Wednesday, December 29, 2010

It’s the Lease We Can Do


We take lots of little things for granted… like deeds of trust and recording real estate transfers. Imagine how chaotic post-Soviet Russia was when folks living in dachas or large apartments decided it was time to sell to take advantage of the new capitalist marketplace. So, like you had to plop down a pile of cash – no mortgages – and take your chances, since the closest you could get to a chain of title was the fact that the dude selling you the abode was living in it when he took your money. That’s kind of the way it went for a while, and eventually people began to record transfers and note who owned what.

But now comes a land grab of epic proportions. Picture generation after generation of illiterate subsistence farmers, villages who have passed their land down to their sons and their sons’ families based on tribal rules and practices. Little African parcels of land that no one ever gave a second thought to. But there were no deeds, no transfer documents, no wills evidencing of who owned what. So when the government tells you that all such unregistered land belongs to them… like the government is a different body than the people who have inhabited and cultivates these farms for as long as oral history can remember… what exactly do you say?
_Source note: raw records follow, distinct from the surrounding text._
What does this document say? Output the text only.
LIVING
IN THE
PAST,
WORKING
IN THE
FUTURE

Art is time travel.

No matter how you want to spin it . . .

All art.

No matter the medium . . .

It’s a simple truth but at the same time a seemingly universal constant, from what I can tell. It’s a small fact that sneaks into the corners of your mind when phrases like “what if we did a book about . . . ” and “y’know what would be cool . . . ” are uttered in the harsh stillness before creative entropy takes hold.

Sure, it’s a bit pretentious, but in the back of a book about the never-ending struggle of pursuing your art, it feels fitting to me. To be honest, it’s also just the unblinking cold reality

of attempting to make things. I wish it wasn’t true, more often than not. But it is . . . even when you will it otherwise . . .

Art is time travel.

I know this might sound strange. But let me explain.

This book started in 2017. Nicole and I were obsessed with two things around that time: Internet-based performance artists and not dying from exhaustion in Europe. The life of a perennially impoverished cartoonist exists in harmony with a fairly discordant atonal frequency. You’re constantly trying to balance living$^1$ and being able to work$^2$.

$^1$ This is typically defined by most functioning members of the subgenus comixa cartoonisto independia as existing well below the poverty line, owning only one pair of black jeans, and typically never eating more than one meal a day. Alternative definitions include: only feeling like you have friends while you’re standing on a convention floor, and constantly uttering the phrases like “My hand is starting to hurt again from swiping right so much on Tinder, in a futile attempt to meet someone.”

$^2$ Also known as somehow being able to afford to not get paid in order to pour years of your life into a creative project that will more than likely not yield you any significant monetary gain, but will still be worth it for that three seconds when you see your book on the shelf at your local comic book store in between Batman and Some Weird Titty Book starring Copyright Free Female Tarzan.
What if they decide that they can raise a whole pile of money – for “government things” – by leasing your precious farmland to foreigners anxious to harness agricultural resources outside their own agriculture-impaired or agriculturally-insufficient homeland? Or just because they can make money in a rapidly rising commodities marketplace? And what if these avaricious foreigners tell you that you have to leave the land that has “belonged” to your family for as long as anyone can determine? Where do you go; what do you do? Welcome to the legal nightmare we call Africa. It is well-known that China, using her swollen currency reserves to buy commodities and lease land in the Great Rift Valley to grow crops to feed her massive population. But Libya? France? Canada? South Korea? Netherlands? Saudi Arabia? India? Even South Africa? Yup!

“Across Africa and the developing world, a new global land rush is gobbling up large expanses of arable land. Despite their ageless traditions, stunned villagers are discovering that African governments typically own their land and have been leasing it, often at bargain prices, to private investors and foreign governments for decades to come… Organizations like the United Nations and the World Bank say the practice, if done equitably, could help feed the growing global population by introducing large-scale commercial farming to places without it.” New York Times, December 21st. “People have been pushed off land in countries like Ethiopia, Uganda, the Democratic Republic of Congo, Liberia and Zambia.” Add Mali, Mozambique and the Sudan… and note that in Madagascar, a government that was hell-bent on leasing almost half the arable land to a South Korean conglomerate was toppled by angry citizens in 2009.

The changes in such African land use are massive: “A World Bank study released in September tallied farmland deals covering at least 110 million acres — the size of California and West Virginia combined — announced during the first 11 months of 2009 alone. More than 70 percent of those deals were for land in Africa, with Sudan, Mozambique and Ethiopia among those nations transferring millions of acres to investors… Before 2008, the global average for such deals was less than 10 million acres per year, the report said. But the food crisis that spring, which set off riots in at least a dozen countries, prompted the spree. The prospect of future scarcity attracted both wealthy governments lacking the arable land needed to feed their own people and hedge funds drawn to a dwindling commodity.” NY Times. Occasionally, the government agrees to pay compensation to such farmers, but it seldom is it sufficient, and most of these people really don’t know how to move and start life in another place.

In Mali, the Libyan deal isn’t going down particularly well: “[A]nger and distrust run high. In a rally last month, hundreds of farmers demanded that the government halt such deals until they get a voice. Several said that they had been beaten and jailed by soldiers, but that they were ready to die to keep their land… ‘The famine will start very soon,’ shouted Ibrahima Coulibaly, the head of the coordinating committee for farmer organizations in Mali. ‘If people do not stand up for their rights, they will lose everything!’ … ‘Ante!’ members of the crowd shouted in Bamanankan, the local language. ‘We refuse!’

“Kassoum Denon, the regional [government] head for the Office du Niger, accused the Malian opponents of being paid by Western groups that are ideologically opposed to large-scale farming… ‘We are responsible for developing Mali,’ he said. ‘If the civil society does not agree with the way we are doing it, they can go jump in a lake.’” NY Times. Cue the lake, and get those warm and cuddly soldiers ready to pound the crap out of people who really don’t understand what’s going on. Hell, I don’t really understand what’s going on or how any government on earth can justify such horrific treatment of their citizens. I guess “money talks, and #$%^& walks!”

I’m Peter Dekom, and I suspect that I really shouldn’t be surprised at mankind’s inhumanity to man… but I sure as hell am going to write about it!